На заседании военного кабинета 29 июля Черчилль заверил страну, что ее флот «находится в своем лучшем боевом состоянии».
«16 линейных кораблей, — говорил он, — сосредоточены в Северном море, от 3 до 6 линкоров — в Средиземном море. Второй флот метрополии будет готов к боевым действиям в течение нескольких дней.
Наши запасы угля и нефти достаточны».
После недолгого колебания Кабинет министров послал телеграммы военно-морским, колониальным и военным учреждениям с приказом объявить боевую готовность в 2 часа пополудни.
Поздним вечером 29 июля Вильгельм вызвал к себе британского посла Гошена.

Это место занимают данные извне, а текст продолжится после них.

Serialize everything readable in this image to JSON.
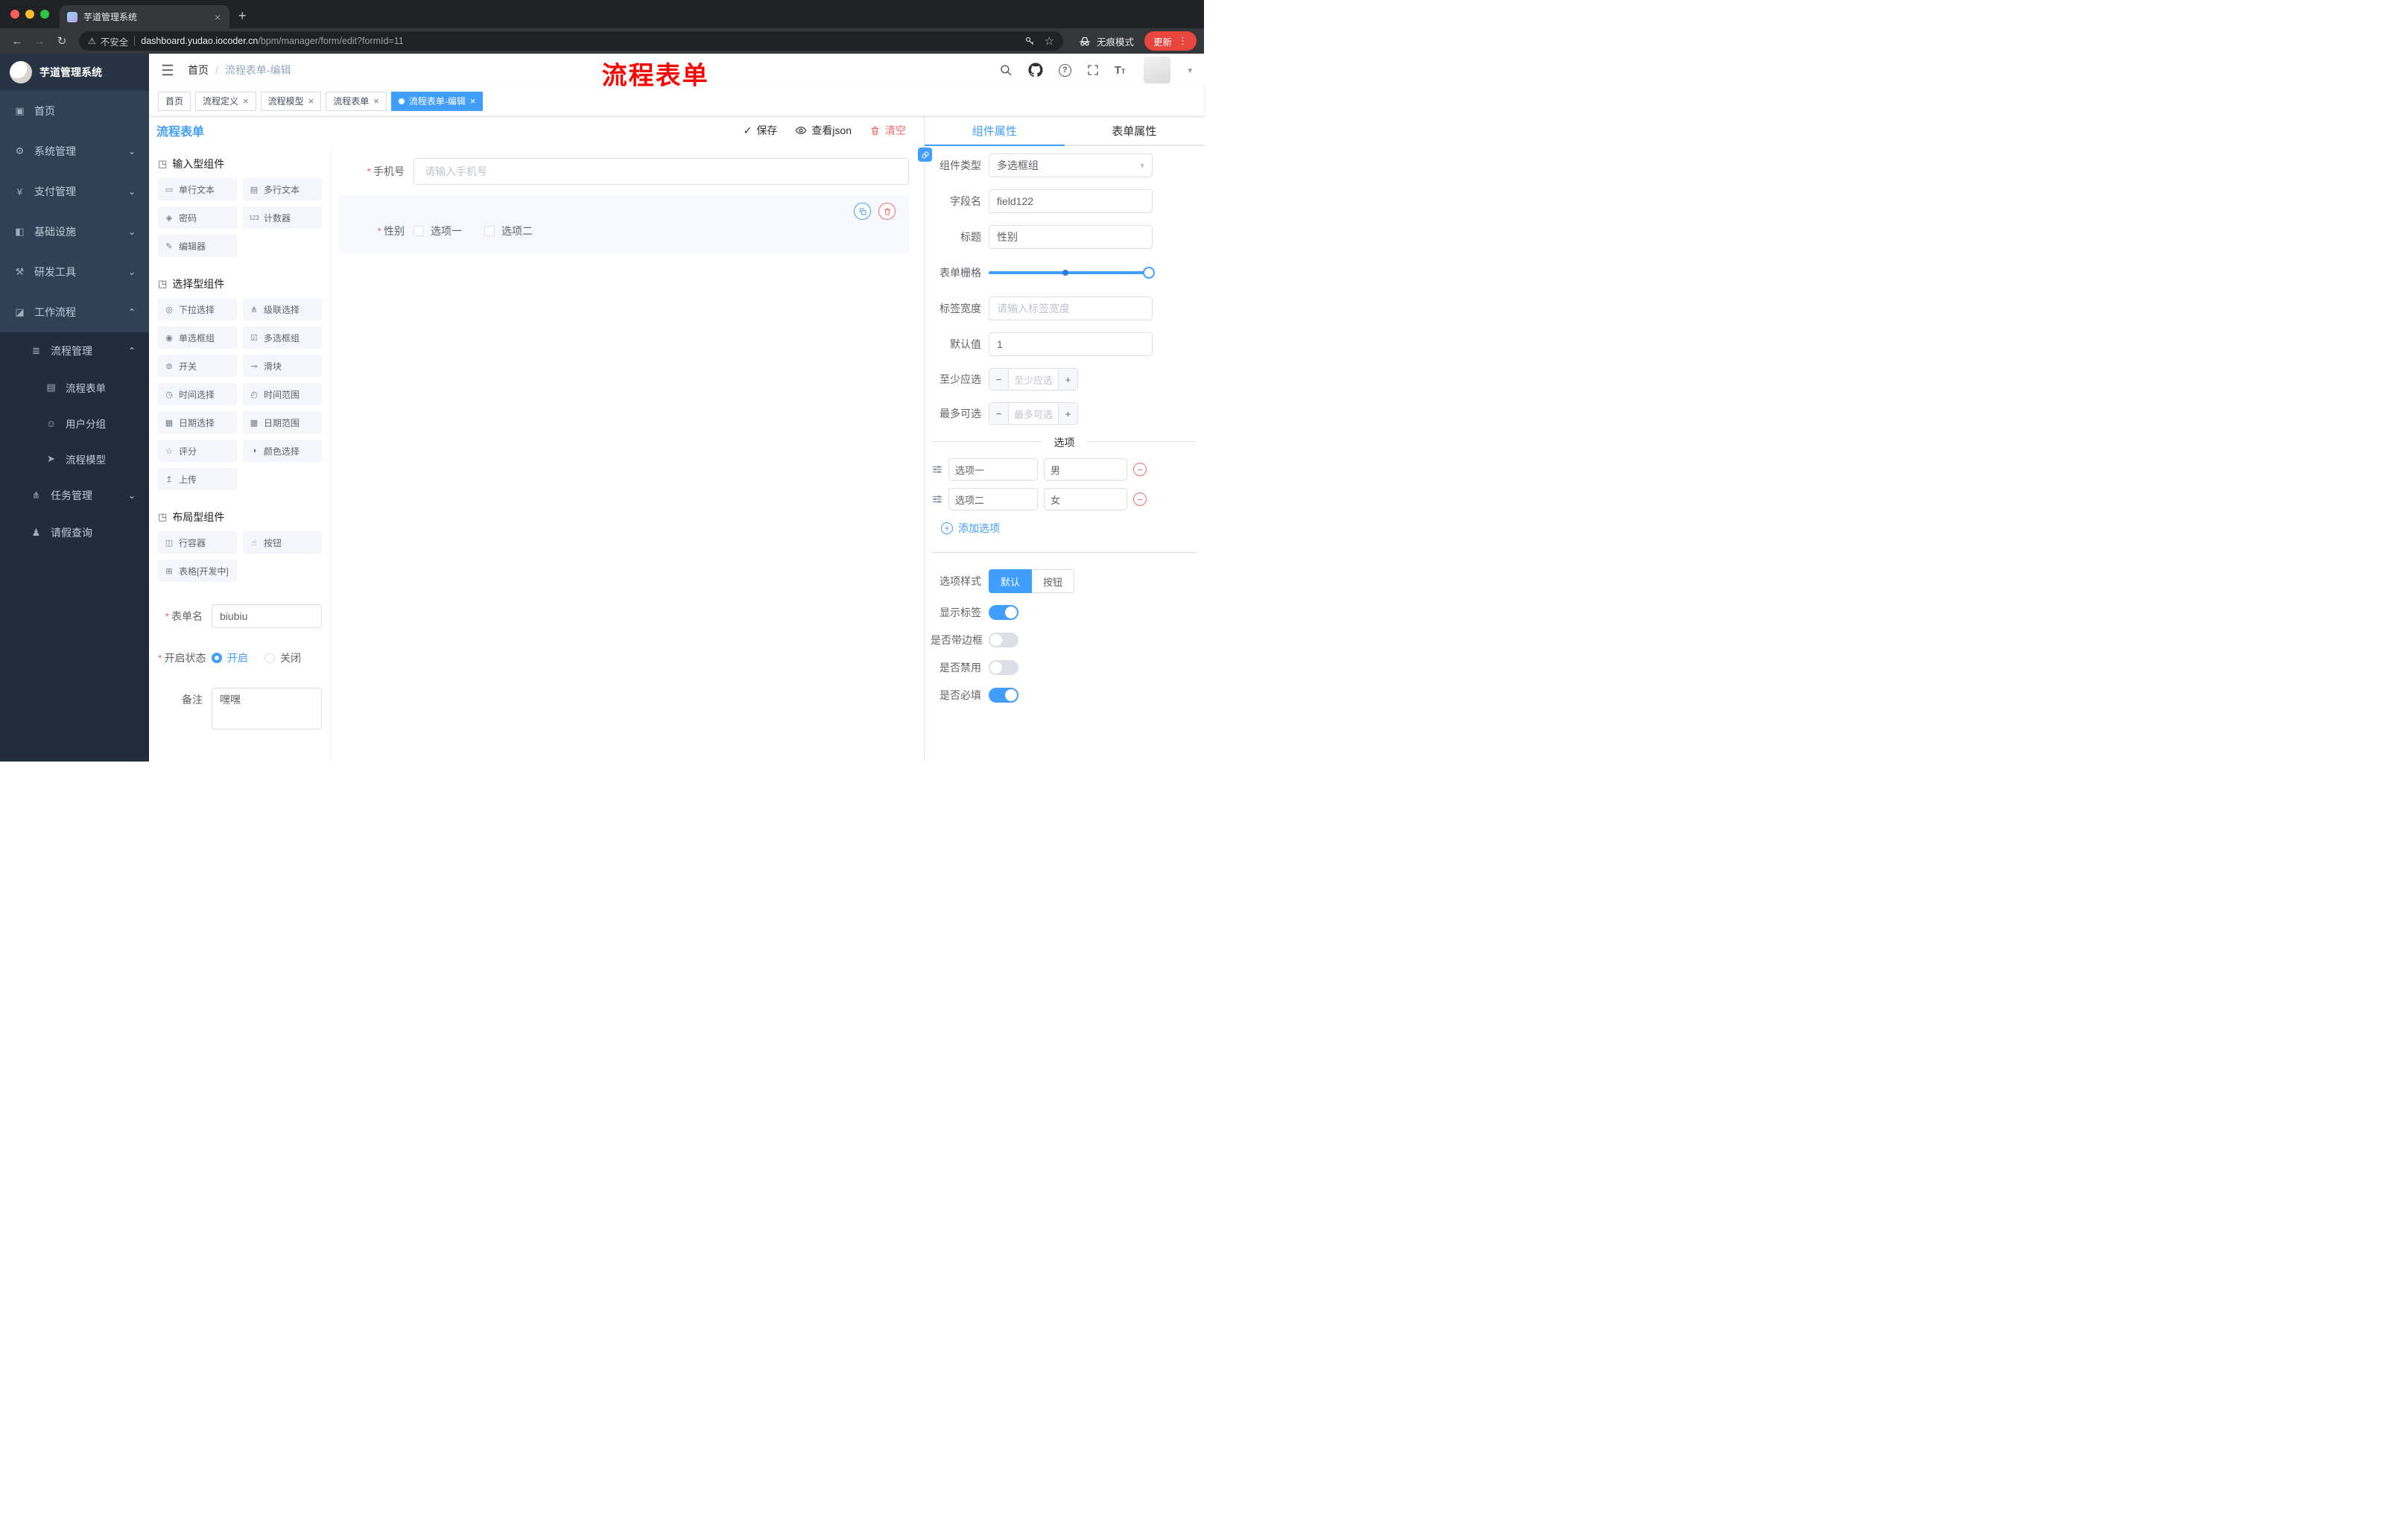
{
  "glyphs": {
    "back": "←",
    "forward": "→",
    "reload": "↻",
    "warning": "⚠",
    "dots": "⋮",
    "plus": "+",
    "close": "×",
    "star": "☆",
    "check": "✓",
    "caret_down": "▾",
    "chev_down": "⌄",
    "chev_up": "⌃",
    "minus": "−",
    "group": "◳",
    "input": "▭",
    "textarea": "▤",
    "password": "◈",
    "counter": "123",
    "editor": "✎",
    "select": "◎",
    "cascader": "⋔",
    "radio": "◉",
    "checkbox": "☑",
    "switch": "⊜",
    "slider": "⊸",
    "time": "◷",
    "time_range": "◴",
    "date": "▦",
    "date_range": "▩",
    "rate": "☆",
    "color": "◑",
    "upload": "↥",
    "row": "◫",
    "button": "☝",
    "table": "⊞",
    "home": "▣",
    "system": "⚙",
    "pay": "¥",
    "infra": "◧",
    "dev": "⚒",
    "workflow": "◪",
    "process_mgmt": "≣",
    "form_doc": "▤",
    "user_group": "☺",
    "model": "➤",
    "task": "⋔",
    "person": "♟"
  },
  "browser": {
    "tab_title": "芋道管理系统",
    "security": "不安全",
    "domain": "dashboard.yudao.iocoder.cn",
    "path": "/bpm/manager/form/edit?formId=11",
    "incognito": "无痕模式",
    "update_label": "更新"
  },
  "sidebar": {
    "logo_title": "芋道管理系统",
    "items": [
      {
        "label": "首页"
      },
      {
        "label": "系统管理"
      },
      {
        "label": "支付管理"
      },
      {
        "label": "基础设施"
      },
      {
        "label": "研发工具"
      },
      {
        "label": "工作流程"
      }
    ],
    "sub": {
      "process_mgmt": "流程管理",
      "process_form": "流程表单",
      "user_group": "用户分组",
      "process_model": "流程模型",
      "task_mgmt": "任务管理",
      "leave_query": "请假查询"
    }
  },
  "header": {
    "breadcrumb": [
      "首页",
      "流程表单-编辑"
    ],
    "annotation": "流程表单"
  },
  "tags": [
    {
      "label": "首页"
    },
    {
      "label": "流程定义"
    },
    {
      "label": "流程模型"
    },
    {
      "label": "流程表单"
    },
    {
      "label": "流程表单-编辑"
    }
  ],
  "designer": {
    "title": "流程表单",
    "actions": {
      "save": "保存",
      "view_json": "查看json",
      "clear": "清空"
    },
    "palette": {
      "groups": [
        {
          "title": "输入型组件"
        },
        {
          "title": "选择型组件"
        },
        {
          "title": "布局型组件"
        }
      ],
      "items": {
        "input": "单行文本",
        "textarea": "多行文本",
        "password": "密码",
        "counter": "计数器",
        "editor": "编辑器",
        "select": "下拉选择",
        "cascader": "级联选择",
        "radio_group": "单选框组",
        "checkbox_group": "多选框组",
        "switch": "开关",
        "slider": "滑块",
        "time": "时间选择",
        "time_range": "时间范围",
        "date": "日期选择",
        "date_range": "日期范围",
        "rate": "评分",
        "color": "颜色选择",
        "upload": "上传",
        "row": "行容器",
        "button": "按钮",
        "table": "表格[开发中]"
      }
    },
    "meta": {
      "form_name_label": "表单名",
      "form_name_value": "biubiu",
      "status_label": "开启状态",
      "status_on": "开启",
      "status_off": "关闭",
      "remark_label": "备注",
      "remark_value": "嘿嘿"
    },
    "canvas": {
      "phone": {
        "label": "手机号",
        "placeholder": "请输入手机号"
      },
      "gender": {
        "label": "性别",
        "options": [
          "选项一",
          "选项二"
        ]
      }
    }
  },
  "props": {
    "tabs": {
      "component": "组件属性",
      "form": "表单属性"
    },
    "rows": {
      "type_label": "组件类型",
      "type_value": "多选框组",
      "field_label": "字段名",
      "field_value": "field122",
      "title_label": "标题",
      "title_value": "性别",
      "grid_label": "表单栅格",
      "label_width_label": "标签宽度",
      "label_width_placeholder": "请输入标签宽度",
      "default_label": "默认值",
      "default_value": "1",
      "min_label": "至少应选",
      "min_placeholder": "至少应选",
      "max_label": "最多可选",
      "max_placeholder": "最多可选"
    },
    "options": {
      "title": "选项",
      "rows": [
        {
          "label": "选项一",
          "value": "男"
        },
        {
          "label": "选项二",
          "value": "女"
        }
      ],
      "add": "添加选项"
    },
    "style": {
      "label": "选项样式",
      "options": [
        {
          "label": "默认"
        },
        {
          "label": "按钮"
        }
      ]
    },
    "switches": [
      {
        "label": "显示标签",
        "state": "on"
      },
      {
        "label": "是否带边框",
        "state": "off"
      },
      {
        "label": "是否禁用",
        "state": "off"
      },
      {
        "label": "是否必填",
        "state": "on"
      }
    ]
  }
}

Присутствующий в кабинет кайзера канцлер поинтересовался, насколько серьезно переданное ему Лихновским заявление министра иностранных дел.
— Великобритания никогда не позволит сокрушить Францию! — подтвердил слова своего министра посол.
— А останется ли Англия нейтральной, — последовал новый вопрос, если Германия нанесет Франции поражение в войне, но не «сокрушит» ее и пообещает территориальную целостность Франции и Бельгии после войны?
Посол ответил, что не может дать ответа на столь сложный вопрос, но немедленно доведет его до сведения своего правительства.
— Заключать сделку с Германией за счет Франции, — воскликнул Грей, ознакомившись с предлождением Бетман-Гольвега, — бесчестие, от которого доброе имя страны не может быть отмыто!
Премьер Асквит был полностью с ним согласен и санкционировал соответствующий ответ в Берлин.
Как известно, «План Шлиффена» предполагал выступления против Франции через территорию Бельгии. При этом бельгийский нейтралитет не считался немцами препятствием.
— Мы, — цинично заявил по этому поводу начальник Генерального штаба Гельмут фон Мольтке, — обязаны игнорировать все банальности в отношении определения агрессора. Лишь успех оправдывает войну!
Надо было спешить с началом боевых действий, однако канцлер попросил у осаждающих его генералов еще одни сутки. Поскольку не все еще было ясно с Россией, которая осуществила мобилизацию против Австро-Венгрии.
30 июля Германия потребовала отказа от мобилизации русской армии, предоставив Петербургу всего сутки на раздумье.
Французов в этой обстановке больше всего интересовала позиция Лондона.
Э. Грей сообщил французскому послу Полю Камбону, что до настоящего времени события на континенте не имеют прямого отношения к Англии, хотя «бельгийский нейтралитет может стать решающим фактором».
Надежда на мирное разрешение спора сохранялась до 31 июля 1914 года.
В этот день лорд Китченер сказать Черчиллю, что жребий брошен и теперь на повестке дня германское наступление против Франции.